二年前の、いまだに冷え込む春先の事。引っ越して来たばかりのリリアは、足らない薬草を集めに、この日は森の奥深くまでやって来ていた。
「リチリアとシズク草……それとベゾアゴルも必要だったわね。あとは……」
「………おかあさ……どこ……」
「ん?今、何か…」
「おかあさん…何処に……」
「誰かいるみたい…。こんな森の奥深くに?」
「おかあさん、何処にいるの……おかあさん…」
声のした方に足を向けると、花の咲き乱れる開けた場所に出てきた。
「こんな場所があったなんて……女の子?」
花に囲まれた中央に、まだ幼い女の子がうずくまっていた。
「どうしたの?」
「うっ……ひっく…………お出掛けしたら、綺麗なチョウチョが居たから……追いかけたらね、おかあさんが……いなくて……ひっ」
「(迷子みたいね。

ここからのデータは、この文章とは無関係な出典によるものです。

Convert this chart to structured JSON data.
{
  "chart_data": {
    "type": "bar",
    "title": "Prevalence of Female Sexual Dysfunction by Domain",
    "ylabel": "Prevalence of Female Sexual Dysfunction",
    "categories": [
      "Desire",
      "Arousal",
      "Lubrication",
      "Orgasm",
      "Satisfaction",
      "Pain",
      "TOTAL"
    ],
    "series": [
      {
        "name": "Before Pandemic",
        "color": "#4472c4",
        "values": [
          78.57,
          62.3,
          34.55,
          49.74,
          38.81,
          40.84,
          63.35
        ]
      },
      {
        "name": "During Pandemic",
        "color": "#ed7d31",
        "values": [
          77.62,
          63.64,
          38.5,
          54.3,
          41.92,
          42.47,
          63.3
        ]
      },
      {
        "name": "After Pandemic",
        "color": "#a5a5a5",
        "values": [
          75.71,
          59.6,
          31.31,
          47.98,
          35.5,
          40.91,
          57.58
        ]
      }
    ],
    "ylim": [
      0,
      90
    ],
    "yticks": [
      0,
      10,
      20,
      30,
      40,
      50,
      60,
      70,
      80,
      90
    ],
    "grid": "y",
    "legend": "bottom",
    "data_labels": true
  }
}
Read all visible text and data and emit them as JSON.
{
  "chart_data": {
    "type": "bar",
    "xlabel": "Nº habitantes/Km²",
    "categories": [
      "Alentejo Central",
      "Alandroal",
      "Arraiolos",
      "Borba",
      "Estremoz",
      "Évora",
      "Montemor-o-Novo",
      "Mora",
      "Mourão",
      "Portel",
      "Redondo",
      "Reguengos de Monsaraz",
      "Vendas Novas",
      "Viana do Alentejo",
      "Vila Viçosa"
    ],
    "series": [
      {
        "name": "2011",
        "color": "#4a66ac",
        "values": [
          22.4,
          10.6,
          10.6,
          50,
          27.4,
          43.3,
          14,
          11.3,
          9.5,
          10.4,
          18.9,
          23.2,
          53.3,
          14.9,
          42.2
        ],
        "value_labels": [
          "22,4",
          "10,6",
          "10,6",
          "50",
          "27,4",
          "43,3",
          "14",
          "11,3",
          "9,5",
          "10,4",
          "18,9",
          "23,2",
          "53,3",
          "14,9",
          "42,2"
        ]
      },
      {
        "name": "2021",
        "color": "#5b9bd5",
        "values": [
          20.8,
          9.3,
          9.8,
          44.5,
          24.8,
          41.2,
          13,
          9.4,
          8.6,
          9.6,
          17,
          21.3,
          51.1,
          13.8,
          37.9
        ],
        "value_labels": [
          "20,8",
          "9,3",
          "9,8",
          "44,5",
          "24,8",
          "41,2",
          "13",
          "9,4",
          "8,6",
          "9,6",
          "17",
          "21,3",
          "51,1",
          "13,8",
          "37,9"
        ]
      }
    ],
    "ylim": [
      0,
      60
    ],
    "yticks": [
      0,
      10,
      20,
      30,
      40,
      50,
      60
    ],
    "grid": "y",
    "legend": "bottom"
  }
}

どうしましょう…)」
「とりあえず、涙拭きましょうか。ね?お顔上げて?」
「うん………!……お姉ちゃん、その目…」
「!!……あの、これは……(どうしよう、また……)」
「とってもキレイ!!」
「……え?」
どんな罵声を浴びせられるか身構えていたリリアだったが、少女に掛けられた言葉に、耳を疑った。
「キラキラ光る石みたいでとってもキレイ!!」
「本当に…?」
「うん!昔ね、お父さんが見せてくれた本にね、お姉ちゃんとおんなじ色のキラキラした石のお写真があったの!!」
「そう……」
「それでね!!お姉ちゃ……お姉ちゃん?」
「いいえ、なんでもないの。ありがとう……ありがとう」
リリアは何も言わずに、自身が幼かった頃を思い出しながらただ少女を優しく抱きしめた。